Update 12/10/2021 um 15:41 GMT+2 Uhr

Gianluigi Donnarumma zählte im Sommer zu den großen Helden der Europameistermannschaft Italiens. Nach dem Triumph zog es den Torhüter, der im Finale gegen England zwei Elfmeter pariert hatte, zu PSG. Seither ist es ruhig um den (laut UEFA) besten Spieler der EM geworden - zumindest in Paris, in seiner Heimat sah Donnarumma sich nämlich jüngst mit Schmähungen und Pfiffen konfrontiert.
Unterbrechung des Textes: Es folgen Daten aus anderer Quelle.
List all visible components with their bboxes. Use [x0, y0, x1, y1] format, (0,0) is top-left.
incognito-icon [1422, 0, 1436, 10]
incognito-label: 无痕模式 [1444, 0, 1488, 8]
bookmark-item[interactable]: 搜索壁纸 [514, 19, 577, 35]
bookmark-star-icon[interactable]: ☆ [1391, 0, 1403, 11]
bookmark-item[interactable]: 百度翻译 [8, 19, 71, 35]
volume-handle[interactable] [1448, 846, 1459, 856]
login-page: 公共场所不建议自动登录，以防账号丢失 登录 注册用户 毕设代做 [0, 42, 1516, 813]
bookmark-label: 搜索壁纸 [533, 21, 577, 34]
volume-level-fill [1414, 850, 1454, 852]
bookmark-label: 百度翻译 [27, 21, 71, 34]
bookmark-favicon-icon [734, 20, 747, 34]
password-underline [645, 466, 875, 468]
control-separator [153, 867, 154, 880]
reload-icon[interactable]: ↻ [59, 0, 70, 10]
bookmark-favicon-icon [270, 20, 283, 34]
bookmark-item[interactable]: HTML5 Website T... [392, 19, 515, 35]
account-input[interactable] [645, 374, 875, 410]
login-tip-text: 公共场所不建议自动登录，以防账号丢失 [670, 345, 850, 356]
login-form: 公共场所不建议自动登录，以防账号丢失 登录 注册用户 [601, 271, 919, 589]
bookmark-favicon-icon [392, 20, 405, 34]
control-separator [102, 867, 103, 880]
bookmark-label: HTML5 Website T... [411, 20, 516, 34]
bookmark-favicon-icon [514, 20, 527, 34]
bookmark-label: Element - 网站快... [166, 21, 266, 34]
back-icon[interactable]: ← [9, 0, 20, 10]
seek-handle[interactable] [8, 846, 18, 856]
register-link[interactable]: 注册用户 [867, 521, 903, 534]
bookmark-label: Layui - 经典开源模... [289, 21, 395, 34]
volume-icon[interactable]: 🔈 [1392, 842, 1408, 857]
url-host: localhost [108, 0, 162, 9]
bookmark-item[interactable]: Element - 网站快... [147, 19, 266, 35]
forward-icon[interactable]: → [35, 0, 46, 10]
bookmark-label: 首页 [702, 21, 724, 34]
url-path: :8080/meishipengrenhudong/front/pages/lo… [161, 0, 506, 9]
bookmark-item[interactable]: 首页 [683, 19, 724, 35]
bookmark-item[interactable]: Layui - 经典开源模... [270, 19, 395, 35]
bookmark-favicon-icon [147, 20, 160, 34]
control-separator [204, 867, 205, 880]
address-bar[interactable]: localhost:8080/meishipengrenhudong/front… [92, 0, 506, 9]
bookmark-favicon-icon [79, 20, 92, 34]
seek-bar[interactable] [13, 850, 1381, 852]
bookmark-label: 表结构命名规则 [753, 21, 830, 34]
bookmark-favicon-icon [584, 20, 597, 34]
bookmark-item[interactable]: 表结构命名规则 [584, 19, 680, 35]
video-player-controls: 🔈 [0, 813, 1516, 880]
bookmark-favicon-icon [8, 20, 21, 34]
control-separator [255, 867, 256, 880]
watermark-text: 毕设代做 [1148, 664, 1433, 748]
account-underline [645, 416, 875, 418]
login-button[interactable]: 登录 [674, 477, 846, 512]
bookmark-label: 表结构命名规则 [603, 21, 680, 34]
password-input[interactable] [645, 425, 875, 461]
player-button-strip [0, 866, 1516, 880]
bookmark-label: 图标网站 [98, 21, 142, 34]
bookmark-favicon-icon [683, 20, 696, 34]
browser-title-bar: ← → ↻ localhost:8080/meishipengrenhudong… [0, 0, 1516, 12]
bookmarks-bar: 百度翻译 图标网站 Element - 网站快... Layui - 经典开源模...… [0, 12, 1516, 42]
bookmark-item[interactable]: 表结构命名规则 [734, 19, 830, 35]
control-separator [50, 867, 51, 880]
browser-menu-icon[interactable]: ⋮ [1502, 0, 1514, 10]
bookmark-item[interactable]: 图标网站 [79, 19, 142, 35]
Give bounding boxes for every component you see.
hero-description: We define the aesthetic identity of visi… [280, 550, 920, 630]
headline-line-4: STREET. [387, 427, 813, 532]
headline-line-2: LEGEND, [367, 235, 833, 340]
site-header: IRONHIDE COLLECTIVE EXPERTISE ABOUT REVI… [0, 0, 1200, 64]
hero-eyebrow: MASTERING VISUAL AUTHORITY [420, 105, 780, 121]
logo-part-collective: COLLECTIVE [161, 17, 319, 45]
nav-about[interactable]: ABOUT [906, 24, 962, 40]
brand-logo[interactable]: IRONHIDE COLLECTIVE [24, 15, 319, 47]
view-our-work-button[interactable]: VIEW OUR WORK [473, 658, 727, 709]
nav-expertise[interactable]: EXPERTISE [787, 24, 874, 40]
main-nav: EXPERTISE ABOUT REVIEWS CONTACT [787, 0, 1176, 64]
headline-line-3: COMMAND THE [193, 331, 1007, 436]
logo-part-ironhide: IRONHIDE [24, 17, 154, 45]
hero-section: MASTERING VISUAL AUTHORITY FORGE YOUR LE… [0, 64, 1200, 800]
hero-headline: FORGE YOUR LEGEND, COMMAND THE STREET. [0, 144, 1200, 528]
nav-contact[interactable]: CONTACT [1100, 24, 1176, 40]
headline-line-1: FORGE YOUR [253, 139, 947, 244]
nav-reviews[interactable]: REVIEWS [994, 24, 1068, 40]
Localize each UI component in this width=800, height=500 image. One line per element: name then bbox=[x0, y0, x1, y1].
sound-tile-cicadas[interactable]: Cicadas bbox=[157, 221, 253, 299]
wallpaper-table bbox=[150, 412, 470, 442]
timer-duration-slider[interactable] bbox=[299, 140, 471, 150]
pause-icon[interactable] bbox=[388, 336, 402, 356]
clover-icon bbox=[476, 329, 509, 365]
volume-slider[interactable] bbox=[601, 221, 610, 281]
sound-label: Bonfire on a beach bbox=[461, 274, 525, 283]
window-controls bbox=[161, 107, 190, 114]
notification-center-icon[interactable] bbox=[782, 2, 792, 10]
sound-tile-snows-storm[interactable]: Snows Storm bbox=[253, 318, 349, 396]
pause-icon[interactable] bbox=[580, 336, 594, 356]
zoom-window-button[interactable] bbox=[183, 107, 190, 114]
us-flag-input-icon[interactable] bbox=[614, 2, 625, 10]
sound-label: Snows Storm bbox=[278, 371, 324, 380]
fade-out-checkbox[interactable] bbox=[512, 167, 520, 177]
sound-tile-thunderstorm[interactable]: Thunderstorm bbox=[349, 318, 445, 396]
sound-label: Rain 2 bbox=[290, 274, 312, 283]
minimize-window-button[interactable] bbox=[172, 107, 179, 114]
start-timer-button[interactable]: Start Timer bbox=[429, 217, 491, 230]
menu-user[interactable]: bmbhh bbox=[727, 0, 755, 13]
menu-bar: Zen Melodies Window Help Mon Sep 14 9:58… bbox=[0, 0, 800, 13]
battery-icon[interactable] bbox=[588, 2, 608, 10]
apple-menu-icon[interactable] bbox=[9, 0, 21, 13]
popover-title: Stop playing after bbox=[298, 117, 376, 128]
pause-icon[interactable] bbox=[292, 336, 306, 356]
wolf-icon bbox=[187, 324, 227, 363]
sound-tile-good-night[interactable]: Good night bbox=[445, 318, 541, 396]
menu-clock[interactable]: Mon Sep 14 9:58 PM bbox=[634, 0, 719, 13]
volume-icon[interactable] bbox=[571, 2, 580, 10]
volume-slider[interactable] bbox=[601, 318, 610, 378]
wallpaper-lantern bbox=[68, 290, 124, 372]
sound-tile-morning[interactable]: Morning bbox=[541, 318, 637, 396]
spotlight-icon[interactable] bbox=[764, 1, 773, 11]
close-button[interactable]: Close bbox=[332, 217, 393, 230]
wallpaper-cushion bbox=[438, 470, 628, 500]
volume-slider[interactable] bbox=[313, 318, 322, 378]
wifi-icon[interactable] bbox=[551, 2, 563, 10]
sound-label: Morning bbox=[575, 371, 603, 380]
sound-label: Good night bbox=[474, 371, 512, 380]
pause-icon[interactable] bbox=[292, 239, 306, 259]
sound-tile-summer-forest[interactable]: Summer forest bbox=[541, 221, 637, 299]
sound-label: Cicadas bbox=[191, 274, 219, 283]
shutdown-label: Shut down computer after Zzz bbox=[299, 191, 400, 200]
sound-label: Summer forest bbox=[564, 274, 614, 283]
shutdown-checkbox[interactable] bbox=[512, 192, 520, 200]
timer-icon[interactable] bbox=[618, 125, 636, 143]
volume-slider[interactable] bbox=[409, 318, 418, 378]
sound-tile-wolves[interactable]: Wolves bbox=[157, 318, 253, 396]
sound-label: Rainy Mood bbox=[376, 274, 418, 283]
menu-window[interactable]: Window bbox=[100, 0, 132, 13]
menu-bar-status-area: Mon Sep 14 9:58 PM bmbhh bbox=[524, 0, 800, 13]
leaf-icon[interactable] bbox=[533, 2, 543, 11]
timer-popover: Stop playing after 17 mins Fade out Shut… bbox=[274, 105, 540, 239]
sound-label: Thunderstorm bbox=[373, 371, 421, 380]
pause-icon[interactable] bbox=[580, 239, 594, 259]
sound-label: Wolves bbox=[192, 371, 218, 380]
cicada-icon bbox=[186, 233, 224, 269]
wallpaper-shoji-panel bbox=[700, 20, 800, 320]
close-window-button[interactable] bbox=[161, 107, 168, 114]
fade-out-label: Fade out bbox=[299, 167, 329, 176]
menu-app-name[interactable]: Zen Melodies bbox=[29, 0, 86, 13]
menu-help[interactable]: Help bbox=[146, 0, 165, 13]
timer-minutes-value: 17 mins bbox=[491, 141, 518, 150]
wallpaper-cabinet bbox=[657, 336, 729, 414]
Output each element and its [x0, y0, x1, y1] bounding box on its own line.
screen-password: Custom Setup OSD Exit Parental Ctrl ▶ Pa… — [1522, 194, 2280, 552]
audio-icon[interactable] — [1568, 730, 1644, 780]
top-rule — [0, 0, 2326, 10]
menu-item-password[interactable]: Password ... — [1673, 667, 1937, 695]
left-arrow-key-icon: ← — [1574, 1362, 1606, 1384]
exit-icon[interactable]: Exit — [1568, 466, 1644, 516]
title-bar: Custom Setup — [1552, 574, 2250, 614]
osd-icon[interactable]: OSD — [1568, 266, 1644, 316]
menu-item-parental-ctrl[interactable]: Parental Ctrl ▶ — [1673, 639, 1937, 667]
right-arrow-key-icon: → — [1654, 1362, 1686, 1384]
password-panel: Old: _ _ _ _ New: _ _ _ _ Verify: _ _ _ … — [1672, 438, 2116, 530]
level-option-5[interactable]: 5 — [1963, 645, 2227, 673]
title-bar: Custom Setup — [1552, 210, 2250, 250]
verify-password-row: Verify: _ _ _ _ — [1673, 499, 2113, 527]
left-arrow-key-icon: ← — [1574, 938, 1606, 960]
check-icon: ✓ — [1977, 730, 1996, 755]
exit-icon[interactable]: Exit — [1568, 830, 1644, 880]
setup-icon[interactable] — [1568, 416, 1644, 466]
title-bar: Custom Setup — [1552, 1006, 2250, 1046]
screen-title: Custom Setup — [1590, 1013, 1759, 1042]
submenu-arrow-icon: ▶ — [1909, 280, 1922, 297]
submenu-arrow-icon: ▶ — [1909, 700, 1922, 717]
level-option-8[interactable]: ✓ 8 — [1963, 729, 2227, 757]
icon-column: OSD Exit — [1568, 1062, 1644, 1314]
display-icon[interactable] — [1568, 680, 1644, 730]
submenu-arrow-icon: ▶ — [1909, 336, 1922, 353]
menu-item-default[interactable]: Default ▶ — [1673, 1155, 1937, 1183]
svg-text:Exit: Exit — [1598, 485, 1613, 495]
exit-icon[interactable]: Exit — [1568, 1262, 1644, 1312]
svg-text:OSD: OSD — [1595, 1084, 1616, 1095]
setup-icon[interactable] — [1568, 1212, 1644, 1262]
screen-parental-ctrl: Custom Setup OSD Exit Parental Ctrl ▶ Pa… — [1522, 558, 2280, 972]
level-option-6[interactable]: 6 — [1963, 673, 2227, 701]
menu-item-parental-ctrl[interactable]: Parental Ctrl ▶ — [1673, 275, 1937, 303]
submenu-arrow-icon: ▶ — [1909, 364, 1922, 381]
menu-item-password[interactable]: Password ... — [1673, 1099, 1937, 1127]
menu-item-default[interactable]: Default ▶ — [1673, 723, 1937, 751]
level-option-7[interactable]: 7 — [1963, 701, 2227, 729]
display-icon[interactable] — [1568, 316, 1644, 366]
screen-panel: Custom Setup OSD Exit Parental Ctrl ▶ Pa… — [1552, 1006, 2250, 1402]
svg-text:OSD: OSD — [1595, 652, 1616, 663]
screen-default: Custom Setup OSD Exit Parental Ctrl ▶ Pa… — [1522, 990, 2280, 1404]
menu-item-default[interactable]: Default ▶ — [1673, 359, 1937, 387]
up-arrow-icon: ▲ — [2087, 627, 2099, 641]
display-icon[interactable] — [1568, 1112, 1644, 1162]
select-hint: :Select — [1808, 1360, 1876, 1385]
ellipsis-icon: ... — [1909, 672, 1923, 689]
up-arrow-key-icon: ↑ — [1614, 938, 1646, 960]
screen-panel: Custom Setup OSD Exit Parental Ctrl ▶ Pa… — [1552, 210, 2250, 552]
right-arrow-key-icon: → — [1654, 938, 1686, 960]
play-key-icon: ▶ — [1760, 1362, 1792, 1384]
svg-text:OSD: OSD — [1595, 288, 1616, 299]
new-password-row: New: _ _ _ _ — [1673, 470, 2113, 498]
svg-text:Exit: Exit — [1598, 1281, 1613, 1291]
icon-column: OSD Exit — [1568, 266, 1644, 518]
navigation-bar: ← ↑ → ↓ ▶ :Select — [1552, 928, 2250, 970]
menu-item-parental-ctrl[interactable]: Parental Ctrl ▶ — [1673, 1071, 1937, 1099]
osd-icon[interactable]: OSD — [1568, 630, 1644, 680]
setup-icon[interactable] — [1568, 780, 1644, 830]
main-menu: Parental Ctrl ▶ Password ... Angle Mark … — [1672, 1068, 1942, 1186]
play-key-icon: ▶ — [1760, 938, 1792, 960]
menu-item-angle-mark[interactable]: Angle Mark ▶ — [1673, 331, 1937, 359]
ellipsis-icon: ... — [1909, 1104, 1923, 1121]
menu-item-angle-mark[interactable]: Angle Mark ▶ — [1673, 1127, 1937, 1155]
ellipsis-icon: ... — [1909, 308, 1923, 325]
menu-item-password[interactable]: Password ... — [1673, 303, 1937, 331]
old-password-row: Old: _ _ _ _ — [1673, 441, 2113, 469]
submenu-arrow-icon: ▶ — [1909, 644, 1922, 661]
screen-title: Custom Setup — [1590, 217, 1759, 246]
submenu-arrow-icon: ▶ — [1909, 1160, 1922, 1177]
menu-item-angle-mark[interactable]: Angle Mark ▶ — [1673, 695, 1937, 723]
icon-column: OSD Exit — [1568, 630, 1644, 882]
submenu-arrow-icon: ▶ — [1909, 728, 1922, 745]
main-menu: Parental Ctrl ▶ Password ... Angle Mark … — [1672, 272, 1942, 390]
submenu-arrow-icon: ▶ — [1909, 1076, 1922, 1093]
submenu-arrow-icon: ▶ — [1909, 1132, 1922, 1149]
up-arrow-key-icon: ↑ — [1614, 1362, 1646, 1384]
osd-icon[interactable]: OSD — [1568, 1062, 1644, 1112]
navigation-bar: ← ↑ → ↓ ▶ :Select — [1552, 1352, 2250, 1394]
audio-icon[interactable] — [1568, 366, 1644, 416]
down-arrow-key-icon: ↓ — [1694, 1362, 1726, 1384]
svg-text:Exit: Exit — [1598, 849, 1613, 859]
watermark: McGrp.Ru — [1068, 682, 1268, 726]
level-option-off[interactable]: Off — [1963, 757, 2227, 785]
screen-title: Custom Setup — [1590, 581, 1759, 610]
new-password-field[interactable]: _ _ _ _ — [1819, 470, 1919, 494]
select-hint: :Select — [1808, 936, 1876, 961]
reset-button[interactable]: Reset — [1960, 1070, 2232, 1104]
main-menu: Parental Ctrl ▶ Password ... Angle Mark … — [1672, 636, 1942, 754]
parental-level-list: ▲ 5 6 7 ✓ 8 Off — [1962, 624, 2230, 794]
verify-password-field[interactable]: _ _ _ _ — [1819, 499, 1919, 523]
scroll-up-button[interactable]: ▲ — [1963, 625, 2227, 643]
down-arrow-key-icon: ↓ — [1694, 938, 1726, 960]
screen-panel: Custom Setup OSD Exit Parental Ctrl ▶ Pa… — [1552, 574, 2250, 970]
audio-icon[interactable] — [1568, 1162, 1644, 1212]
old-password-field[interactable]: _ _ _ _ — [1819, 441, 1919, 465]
Gianluigi Donnarumma bei der EM 2021 im Finale gegen England

Fotocredit: Getty Images

Gianluigi Donnarumma richtete den Blick starr geradeaus, nahm seine Teamkollegen erst wahr, als sie ihn unter sich begruben. Sein gelbes Trikot war nur noch mit Mühe unter einer blauen Jubeltraube auszumachen. Es waren Sekunden für die Ewigkeit, nachdem er im Finale der Europameisterschaft im ehrwürdigen Wembley-Stadion den entscheidenden Elfmeter von Englands Bukayo Saka abgewehrt hatte. Europameister.
Im Anschluss wurde Donnarumma von der UEFA für seine Leistungen während des paneuropäischen Turniers zum besten Spieler überhaupt gekürt. Eine Auszeichnung, die noch kein Torhüter vor ihm gewann.
"Ich habe nicht sofort gejubelt, weil ich es nicht realisiert habe", klärte der 22-Jährige im Gespräch mit der "Gazzetta dello Sport" über seine Zurückhaltung im größten Moment seiner noch jungen Karriere auf: "Ich war nach Jorginhos Elfmeter schon am Boden, weil ich dachte, wir hätten verloren." Streiche, die das Gehirn in einer derartigen Extremsituation offenbar zu spielen imstande ist.
"Er ist der beste Torhüter der Welt", schwärmte Italien-Trainer Roberto Mancini im Nachgang von seinem Helden, die italienische Presse überschlug sich vor Lobeshymnen für den "unüberwindbaren Elfmeter-Magier". Donnarumma schickte via Instagram Kabinengrüße in die Welt: "Stolz, allen Italienern ein Lächeln geschenkt und gemeinsam mit unseren außergewöhnlichen Fans viele 'Notti magiche' erlebt zu haben."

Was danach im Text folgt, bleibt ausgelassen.